Она снисходительно улыбнулась и у Дино зашлось сердце. Как же она потрясающе красива!

– Чёрт! – хлопнул он себя по лбу, он совсем забыл про сегодняшний сеанс. – Она же должна позвонить! Что я ей скажу?

Так и не узнав, что приготовил ему Урман на сегодня, он выбросил нетронутый обед в мусорную корзину и бегом помчался в свой отдел и засел разгадывать странную загадку, которую загадала мадам Белзье.

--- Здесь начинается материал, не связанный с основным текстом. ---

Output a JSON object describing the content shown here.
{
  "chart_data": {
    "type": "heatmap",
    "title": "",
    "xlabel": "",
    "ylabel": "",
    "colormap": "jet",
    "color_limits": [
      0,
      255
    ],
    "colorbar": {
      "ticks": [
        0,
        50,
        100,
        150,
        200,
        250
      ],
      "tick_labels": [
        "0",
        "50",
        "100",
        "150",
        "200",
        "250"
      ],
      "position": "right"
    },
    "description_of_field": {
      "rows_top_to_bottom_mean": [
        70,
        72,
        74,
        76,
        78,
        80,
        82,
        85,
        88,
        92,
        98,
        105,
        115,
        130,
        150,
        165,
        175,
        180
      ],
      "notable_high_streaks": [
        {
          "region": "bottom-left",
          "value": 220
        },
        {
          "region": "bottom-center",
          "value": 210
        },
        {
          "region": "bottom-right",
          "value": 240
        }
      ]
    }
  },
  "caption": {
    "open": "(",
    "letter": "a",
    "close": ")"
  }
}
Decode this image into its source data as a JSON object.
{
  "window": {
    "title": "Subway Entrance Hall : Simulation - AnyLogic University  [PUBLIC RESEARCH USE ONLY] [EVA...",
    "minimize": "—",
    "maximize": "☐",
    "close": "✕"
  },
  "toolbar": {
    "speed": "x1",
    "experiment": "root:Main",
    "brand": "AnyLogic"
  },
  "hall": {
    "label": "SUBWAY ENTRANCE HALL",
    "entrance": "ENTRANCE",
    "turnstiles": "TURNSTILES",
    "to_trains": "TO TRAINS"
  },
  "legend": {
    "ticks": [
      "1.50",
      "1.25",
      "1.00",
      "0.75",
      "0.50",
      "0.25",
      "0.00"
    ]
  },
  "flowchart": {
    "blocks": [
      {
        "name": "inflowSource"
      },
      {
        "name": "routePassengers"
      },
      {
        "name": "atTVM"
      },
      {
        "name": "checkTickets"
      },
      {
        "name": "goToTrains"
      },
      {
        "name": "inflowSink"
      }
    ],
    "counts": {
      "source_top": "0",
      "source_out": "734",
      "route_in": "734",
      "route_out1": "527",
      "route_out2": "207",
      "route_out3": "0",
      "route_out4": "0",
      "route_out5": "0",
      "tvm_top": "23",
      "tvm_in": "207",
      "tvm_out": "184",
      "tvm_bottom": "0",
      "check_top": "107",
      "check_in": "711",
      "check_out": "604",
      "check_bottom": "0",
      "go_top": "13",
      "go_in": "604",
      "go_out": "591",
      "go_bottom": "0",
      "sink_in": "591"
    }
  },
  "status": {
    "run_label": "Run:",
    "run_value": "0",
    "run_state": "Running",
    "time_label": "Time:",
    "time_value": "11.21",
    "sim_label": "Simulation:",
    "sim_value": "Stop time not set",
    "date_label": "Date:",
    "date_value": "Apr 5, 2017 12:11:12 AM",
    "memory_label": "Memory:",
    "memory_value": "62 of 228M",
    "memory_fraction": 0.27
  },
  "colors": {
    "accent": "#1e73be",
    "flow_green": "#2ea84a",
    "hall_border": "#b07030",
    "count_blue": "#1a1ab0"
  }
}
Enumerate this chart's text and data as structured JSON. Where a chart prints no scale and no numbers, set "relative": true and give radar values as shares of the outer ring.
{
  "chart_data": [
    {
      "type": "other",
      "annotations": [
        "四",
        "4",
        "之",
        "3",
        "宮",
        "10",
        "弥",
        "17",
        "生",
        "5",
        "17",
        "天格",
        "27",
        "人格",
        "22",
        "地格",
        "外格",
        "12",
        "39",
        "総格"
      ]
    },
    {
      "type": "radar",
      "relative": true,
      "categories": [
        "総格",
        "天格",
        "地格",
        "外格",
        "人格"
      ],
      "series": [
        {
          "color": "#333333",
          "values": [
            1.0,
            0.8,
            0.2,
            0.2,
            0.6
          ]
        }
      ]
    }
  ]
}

'Архивны юноши' написал он на чистом листе бумаги и задумался. Не архивные, а именно архивны как сказала гадалка.

Архивны юноши толпою

На Таню чопорно глядят

И про нее между собою

Неблагосклонно говорят, -

всплыли в памяти пушкинские строки. Но в то время, когда поэт писал 'Евгения Онегина' так называли как и представителей талантливой блестящей московской молодежи, элиты дворянства, которые формально числились в архивах, но занимались своими делами, так и просто начитанных, образованных людей-книголюбов. Получается, что место, в котором будет проходить сеанс это архив или библиотека? Пока совершенно непонятно. Идём дальше. Церковь Николая Явленного. Это ему ни о чем не говорило. Такой церкви он не знал, а, возможно, просто не помнил, что в его положении неудивительно. Эх, жаль, Бронислава Яковлевна, ушла. Уж она-то знает старую Москву, как никто другой. Ну, да ладно, будем разбираться своими силами. И к чему вообще эти загадки, неужели нельзя было просто сказать адрес, – недоумевал Дино.

Он прошёл в читальный зал, где на одном из стеллажей хранились справочник по религиозной архитектуре, по лестнице забрался на самый верх и, найдя нужный том, прочёл:

'Церковь Николая Чудотворца Явленного был символом старого Арбата. Представляла собой большой однокупольный четырехстолпный храм в псевдорусском стиле. Шатровая колокольня оставалась древняя – 2-й пол. XVII в., являлась одним из лучших образцов московских шатровых колоколен. Адрес на 1917 год – Серебряный переулок, 2. Статус – не сохранилась'.

– Ерунда какая-то получается, – подумал Дино. Церкви-то уже нет! Исчезла. Снесена. Разрушена. Это что, шутка такая? Да непохоже, чтобы мадам лукавила.

Он схватил несколько книг в охапку и почти бегом промчался за свой стол. На Арбате жил Пушкин, который и сам причислял себя к этим самым юношам, на Арбате же была и существовавшая когда-то церковь Николая Явленного. Состыковав эти факты, он быстро пробежал по найденным в книге строкам и растерялся окончательно. 'Дом с привидениями'? Что за бред?